While ObjectPool storage is one of the critical areas in the Compound Binary File format to examine, it is also essential, as indicated before, to locate stream objects in the other directory entries and scan them as well, predominantly looking for signs of embedded malicious code. Figure 23 shows an instance of a weaponized Microsoft PowerPoint exploit, where malicious code was found hidden in the ‘PowerPoint Document’ binary stream.
In Compound Binary files, Visual Basic macro source code is located across multiple streams under the storage object called macros at the root storage of the OLE file. The macros storage object contains a VBA structured storage object which contains the /VBA/_VBA_PROJECT, /VBA/dir/ and several other streams containing macro source code. This code is stored as a compressed stream in the binary structure using rgw RLE (Run Length Encoding) compression algorithm, hence it is necessary to parse these binary streams in order to locate the code stream accurately. In an OOXML file, macro source is stored in the OLE file ‘vbaProject.bin’ within the zip archive. As indicated, this is again the OLE file with the same structure as the CFB file storage, and the macro source code is stored in the same format.
Malicious VBA (Visual Basic Application) malware has been on the rise in the recent past. Multiple high-impact targeted attacks have been executed by embedding malicious VBA macros inside Office documents. Therefore, it is essential for any static analysis solution to extract and classify the severity of the macro code. Figures 24 and 25 illustrate the storage of macro code in the two file formats.

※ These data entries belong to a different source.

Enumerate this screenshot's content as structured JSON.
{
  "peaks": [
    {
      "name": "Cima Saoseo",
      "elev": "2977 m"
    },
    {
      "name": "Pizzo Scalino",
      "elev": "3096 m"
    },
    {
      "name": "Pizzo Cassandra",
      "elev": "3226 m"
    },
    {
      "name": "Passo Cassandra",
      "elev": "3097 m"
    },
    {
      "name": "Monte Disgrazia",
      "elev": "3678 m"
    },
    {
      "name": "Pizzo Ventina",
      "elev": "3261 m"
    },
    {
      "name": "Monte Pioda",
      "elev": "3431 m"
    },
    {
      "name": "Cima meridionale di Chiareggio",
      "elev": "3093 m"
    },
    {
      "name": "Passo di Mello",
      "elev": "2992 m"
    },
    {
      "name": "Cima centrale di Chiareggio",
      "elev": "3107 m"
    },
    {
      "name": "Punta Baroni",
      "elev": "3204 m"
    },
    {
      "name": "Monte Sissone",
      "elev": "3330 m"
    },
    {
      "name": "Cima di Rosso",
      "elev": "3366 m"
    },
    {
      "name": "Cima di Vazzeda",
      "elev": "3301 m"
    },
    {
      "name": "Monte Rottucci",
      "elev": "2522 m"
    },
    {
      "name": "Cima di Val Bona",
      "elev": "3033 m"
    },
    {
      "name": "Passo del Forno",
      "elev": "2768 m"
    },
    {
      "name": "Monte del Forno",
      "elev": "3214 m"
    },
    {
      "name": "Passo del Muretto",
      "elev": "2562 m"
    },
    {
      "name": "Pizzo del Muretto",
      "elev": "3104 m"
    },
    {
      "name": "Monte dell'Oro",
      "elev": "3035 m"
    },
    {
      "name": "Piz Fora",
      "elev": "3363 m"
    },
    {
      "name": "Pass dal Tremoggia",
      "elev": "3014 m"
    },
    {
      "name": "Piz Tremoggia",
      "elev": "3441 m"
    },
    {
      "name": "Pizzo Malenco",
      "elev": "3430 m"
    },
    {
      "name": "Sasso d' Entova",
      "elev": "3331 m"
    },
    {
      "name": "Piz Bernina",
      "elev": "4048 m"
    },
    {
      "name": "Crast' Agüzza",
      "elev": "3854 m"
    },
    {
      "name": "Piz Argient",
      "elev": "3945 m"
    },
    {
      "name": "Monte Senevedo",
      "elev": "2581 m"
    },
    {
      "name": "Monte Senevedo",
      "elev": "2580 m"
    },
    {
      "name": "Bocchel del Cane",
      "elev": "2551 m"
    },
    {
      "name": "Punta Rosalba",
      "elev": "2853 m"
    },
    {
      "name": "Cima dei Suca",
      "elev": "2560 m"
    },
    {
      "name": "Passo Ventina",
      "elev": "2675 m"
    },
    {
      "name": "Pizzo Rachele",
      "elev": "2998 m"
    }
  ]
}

The VB macro code classification module can extract the embedded VB macro code from the MS-CFB and MS-OOXML file formats, and applies code analysis for classification of malicious macros. Table 2 shows the results of initial testing done over 10,500 malicious macro embedded documents.
Positive | Negative | |
True | 96% | 3% |
False | 0.5% | 0.5% |
The Static Analysis Engine implements all of the previously described static analysis methods and concludes the classification of the input file based on the severity of the triggered heuristics. It includes multiple sub-analysis modules responsible for analysing various file formats depending upon the type of file passed as the input. Each sub-analysis engine has multiple heuristics implemented and respective checks are applied after the file is parsed by the integrated parser. It also implements an auxiliary generic stream analyser which is used by other analysis modules as and when required. Figure 26 is a high-level pictorial representation of the implementation. Analysis modules and their respective functionalities are indicated in the representation itself.
The Static Analysis Engine has been tested with all the implemented detection techniques over a number of in-the-wild exploits used in targeted attacks. Since the exploits used in the targeted attacks are weaponized, the implemented heuristics can be best tested over them. The results of this preliminary testing are shown in Table 3.

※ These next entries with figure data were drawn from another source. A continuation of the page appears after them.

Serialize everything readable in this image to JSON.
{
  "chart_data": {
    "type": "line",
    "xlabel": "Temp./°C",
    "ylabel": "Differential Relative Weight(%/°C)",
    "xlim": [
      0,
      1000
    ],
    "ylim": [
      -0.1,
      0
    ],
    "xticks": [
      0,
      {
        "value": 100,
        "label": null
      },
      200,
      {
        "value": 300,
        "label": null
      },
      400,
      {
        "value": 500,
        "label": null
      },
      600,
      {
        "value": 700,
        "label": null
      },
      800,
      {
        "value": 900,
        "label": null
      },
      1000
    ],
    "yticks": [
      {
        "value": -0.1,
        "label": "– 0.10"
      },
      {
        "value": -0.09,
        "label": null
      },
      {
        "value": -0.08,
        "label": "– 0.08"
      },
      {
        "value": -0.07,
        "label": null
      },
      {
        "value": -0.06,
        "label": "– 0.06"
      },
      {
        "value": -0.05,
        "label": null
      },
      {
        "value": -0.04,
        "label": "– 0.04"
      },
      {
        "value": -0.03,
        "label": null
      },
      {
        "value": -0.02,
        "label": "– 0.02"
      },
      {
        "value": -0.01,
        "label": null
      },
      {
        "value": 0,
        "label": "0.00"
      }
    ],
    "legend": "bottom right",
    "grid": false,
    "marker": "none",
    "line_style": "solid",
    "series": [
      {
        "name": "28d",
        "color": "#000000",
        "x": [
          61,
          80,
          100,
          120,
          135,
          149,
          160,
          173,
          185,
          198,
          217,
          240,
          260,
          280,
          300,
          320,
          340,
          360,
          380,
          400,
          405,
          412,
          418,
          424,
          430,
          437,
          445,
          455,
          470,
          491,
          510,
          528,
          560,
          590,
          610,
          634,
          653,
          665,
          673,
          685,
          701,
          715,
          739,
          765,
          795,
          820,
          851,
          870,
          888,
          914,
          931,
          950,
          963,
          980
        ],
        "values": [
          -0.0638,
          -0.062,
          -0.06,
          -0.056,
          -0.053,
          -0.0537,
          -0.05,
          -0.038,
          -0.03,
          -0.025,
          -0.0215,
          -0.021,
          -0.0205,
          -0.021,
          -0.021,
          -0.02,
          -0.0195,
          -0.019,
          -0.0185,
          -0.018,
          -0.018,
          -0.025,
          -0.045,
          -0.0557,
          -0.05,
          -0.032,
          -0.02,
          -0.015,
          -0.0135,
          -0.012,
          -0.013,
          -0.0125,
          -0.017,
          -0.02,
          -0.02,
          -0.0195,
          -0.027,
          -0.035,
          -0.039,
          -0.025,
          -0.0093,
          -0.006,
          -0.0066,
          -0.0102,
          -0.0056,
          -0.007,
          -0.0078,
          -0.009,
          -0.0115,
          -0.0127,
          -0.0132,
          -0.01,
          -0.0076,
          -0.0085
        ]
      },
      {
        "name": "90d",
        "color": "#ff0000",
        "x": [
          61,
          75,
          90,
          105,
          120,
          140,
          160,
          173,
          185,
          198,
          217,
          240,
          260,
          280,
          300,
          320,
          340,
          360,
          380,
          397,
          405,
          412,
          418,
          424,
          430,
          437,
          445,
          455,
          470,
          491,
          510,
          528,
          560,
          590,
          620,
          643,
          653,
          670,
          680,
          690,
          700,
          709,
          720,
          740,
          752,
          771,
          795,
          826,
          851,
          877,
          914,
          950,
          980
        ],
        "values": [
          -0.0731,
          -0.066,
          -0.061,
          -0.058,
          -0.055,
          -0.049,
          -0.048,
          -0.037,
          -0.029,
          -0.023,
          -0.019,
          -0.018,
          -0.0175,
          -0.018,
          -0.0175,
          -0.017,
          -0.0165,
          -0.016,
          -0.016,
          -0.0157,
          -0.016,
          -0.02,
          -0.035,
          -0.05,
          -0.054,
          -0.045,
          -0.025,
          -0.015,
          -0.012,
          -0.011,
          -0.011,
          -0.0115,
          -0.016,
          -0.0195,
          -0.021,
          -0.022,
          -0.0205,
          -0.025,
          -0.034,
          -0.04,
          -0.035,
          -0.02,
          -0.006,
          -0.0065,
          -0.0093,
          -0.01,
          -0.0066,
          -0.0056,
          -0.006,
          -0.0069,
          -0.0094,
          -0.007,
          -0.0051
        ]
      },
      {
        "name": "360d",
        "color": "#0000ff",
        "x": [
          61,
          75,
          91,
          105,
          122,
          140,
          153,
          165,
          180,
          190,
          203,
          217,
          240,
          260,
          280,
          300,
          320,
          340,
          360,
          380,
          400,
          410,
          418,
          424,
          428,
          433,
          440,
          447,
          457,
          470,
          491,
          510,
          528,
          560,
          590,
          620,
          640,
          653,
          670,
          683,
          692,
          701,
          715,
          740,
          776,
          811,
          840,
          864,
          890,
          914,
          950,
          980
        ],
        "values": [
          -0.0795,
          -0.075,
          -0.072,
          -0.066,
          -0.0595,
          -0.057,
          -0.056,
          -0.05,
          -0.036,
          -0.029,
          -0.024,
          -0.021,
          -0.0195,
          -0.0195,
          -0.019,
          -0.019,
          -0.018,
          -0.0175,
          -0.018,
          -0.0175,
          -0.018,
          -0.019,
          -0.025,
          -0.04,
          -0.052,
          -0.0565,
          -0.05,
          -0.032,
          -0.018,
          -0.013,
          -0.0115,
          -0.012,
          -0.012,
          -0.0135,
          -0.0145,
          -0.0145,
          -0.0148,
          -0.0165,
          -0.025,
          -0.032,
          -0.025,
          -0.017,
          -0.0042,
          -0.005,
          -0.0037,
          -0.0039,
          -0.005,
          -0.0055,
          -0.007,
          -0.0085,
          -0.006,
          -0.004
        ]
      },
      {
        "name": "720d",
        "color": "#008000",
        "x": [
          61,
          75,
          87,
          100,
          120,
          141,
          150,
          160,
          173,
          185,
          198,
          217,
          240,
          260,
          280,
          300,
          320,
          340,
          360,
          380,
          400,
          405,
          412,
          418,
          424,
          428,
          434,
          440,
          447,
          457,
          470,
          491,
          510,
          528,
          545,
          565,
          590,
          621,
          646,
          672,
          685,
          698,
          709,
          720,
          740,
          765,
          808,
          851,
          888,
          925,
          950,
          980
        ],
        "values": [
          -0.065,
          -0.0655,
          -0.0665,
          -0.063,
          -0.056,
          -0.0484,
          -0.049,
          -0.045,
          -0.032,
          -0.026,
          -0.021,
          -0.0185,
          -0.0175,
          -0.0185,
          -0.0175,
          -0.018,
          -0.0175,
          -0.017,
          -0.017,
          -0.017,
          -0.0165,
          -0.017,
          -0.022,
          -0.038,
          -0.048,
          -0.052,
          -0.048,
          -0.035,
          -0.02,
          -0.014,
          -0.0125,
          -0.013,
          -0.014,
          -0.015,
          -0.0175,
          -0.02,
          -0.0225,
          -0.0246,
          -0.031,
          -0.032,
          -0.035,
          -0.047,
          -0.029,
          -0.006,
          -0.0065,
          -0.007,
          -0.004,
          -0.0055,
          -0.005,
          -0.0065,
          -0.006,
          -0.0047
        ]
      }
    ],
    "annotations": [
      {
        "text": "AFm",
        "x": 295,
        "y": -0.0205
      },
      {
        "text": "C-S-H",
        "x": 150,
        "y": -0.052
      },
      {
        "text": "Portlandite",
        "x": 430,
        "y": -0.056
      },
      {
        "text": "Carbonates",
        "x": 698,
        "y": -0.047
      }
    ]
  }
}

Exploit type | Type | Total exploits | Detected | Not detected | Rate |
CVE-2012-0158 | Mixed exploits (Targeted attacks and variants) | 2000 | 1809 | 191 | 90.4% |
CVE 2013-3906 | Exploits used in targeted attacks | 32 | 32 | 0 | 100% |
CVE 2014-1761 | Exploits used in targeted attacks | 35 | 29 | 6 | 83% |
CVE 2015-1641 CVE-2015-2424 CVE-2015-6172 |
Exploits used in targeted attacks and variants | 150 | 138 | 12 | 92% |
CVE 2016-4117 | Exploits used in targeted attacks | 87 | 77 | 10 | 88.5% |
CVE-2017-11882 | Exploits used in targeted attacks | 12 | 11 | 1 | 91.6% |
CVE 2018-4878 CVE-2018-15982 |
Exploits used in targeted attacks | 30 | 27 | 3 | 90% |
Table 4 shows the results when the Static Analysis Engine was tested over the exploit variants. This includes multiple variants of malicious files with the CVEs shown above.

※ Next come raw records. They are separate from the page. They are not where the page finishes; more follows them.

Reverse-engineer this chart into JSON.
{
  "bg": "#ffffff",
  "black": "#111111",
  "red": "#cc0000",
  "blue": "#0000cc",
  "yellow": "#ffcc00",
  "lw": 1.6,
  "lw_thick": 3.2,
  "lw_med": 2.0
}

Exploit type | Total exploits | Detected | Not detected | Rate |
Exploit variants from 2012 to 2018 | 4185 | 3754 | 431 | 89.70% |
It seems that the discussed detection mechanisms show a lot of promise in mitigating targeted attacks. Careful selection and implementation of additional heuristics will significantly improve the detection rate and, together, can certainly help to mitigate future attacks.